Bir kişi, görüntüler etrafta uçuşurken “yavaşça havaya uçma” hissi yaşadı. Bir diğeri, daha önce deneyimlediği hiçbir şeye benzemeyen “en derin sevgi ve huzur duygusunu” hatırladı. Bilinç, “tüm gerçeklik duygusu kaybolan” bir başkası için “yabancı bir varlık” haline geldi.
Bunlar, alışılmadık bir gruba ait kişiler arasında yapılan küçük bir ankette paylaşılan birinci elden anlatımlardan bazılarıydı: Hepsi ölümden dönmüş ve psikedelik uyuşturucular denemişlerdi.
Anket katılımcıları ölümden dönme ve psikedelik deneyimlerini farklı olarak tanımladılar, ancak aynı zamanda önemli bir örtüşme olduğunu da bildirdiler. Perşembe günü yayınlanan bir makalede, araştırmacılar bu açıklamaları iki fenomenin bir karşılaştırmasını sağlamak için kullandılar.
Belçika’daki Liège Üniversitesi’nde nörobilimci ve Neuroscience of Consciousness dergisinde yayımlanan bulguların yazarlarından Charlotte Martial, “İlk kez, bu iki deneyimi de yaşamış kişilerin kişisel tanıklıklarıyla nicel bir çalışmamız var,” dedi. “Artık psikedeliklerin, insanların ölüme yakın bir deneyime benzeyen zengin, öznel bir duruma girebilecekleri bir tür pencere olabileceğini kesin olarak söyleyebiliriz.”

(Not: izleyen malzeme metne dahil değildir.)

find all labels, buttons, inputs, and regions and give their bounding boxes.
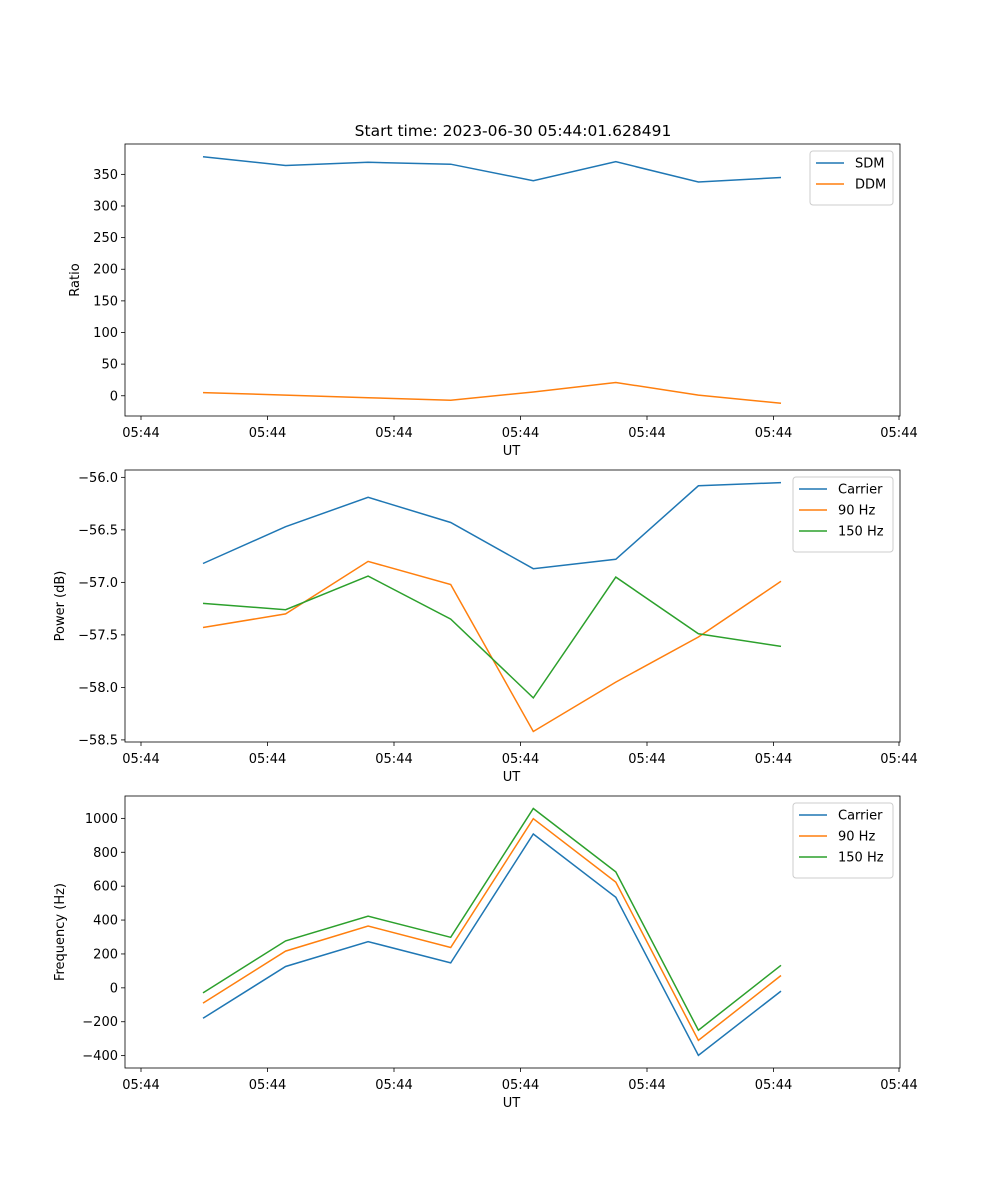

Ölümün eşiğinden dönme deneyimleri şaşırtıcı derecede yaygındır — genel nüfusun yaklaşık %5 ila %10’unun bir deneyim yaşadığını bildirdiği tahmin edilmektedir. Bilim insanları onlarca yıldır ölümün eşiğinden dönen insanların fantastik hikayelerini büyük ölçüde reddetti. Ancak bazı araştırmacılar bu anlatıları ciddiye almaya başladı.

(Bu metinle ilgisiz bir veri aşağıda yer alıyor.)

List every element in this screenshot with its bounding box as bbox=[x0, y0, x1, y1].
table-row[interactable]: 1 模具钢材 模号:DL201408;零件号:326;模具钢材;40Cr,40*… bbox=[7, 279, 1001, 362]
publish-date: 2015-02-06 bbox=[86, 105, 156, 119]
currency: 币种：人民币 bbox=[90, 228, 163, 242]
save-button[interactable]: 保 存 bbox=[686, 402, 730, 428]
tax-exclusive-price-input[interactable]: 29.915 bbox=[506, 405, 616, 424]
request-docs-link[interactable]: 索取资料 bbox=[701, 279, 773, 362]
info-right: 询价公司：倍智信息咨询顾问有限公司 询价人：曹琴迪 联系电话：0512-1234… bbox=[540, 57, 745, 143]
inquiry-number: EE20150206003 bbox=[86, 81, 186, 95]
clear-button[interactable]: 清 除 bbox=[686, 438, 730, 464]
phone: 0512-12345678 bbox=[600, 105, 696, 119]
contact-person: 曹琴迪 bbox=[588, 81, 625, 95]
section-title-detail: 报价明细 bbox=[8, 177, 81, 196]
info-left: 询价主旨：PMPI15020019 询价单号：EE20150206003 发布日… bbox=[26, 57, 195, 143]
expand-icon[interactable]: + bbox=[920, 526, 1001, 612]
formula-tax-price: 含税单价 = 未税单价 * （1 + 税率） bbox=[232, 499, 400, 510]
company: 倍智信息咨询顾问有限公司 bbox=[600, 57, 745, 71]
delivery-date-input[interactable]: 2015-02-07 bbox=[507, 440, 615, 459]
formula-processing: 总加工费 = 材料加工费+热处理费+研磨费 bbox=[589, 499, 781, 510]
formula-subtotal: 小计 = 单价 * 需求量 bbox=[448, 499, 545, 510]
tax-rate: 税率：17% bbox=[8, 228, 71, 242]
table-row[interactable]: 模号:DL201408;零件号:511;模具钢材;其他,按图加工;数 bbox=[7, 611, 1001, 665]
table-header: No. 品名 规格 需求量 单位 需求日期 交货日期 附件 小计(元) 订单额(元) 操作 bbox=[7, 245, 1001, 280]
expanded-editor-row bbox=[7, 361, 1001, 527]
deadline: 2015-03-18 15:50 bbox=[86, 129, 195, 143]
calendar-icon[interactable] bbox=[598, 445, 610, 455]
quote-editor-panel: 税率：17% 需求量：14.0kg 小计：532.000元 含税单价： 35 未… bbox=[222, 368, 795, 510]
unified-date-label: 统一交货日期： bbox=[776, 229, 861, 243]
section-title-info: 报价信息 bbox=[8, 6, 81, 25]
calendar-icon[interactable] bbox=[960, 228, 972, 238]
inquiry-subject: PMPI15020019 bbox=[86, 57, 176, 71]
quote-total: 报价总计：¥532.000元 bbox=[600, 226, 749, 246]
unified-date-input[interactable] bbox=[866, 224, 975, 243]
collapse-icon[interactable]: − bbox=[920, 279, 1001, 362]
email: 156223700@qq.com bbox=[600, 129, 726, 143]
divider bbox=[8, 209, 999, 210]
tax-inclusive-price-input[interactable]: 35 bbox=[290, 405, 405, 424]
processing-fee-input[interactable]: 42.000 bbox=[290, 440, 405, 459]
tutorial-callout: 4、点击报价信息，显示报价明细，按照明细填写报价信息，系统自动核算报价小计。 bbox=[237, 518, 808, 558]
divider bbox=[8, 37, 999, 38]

Imperial College London’daki Psikedelik Araştırma Merkezi’nde araştırma görevlisi ve makalenin yazarlarından biri olan Christopher Timmermann, “Son zamanlarda bilinç bilimi sıra dışı durumlarla ilgilenmeye başladı” dedi. “İnsan olmanın ne anlama geldiğine dair kapsamlı bir açıklama elde etmek için bu deneyimleri dahil etmek gerekir.”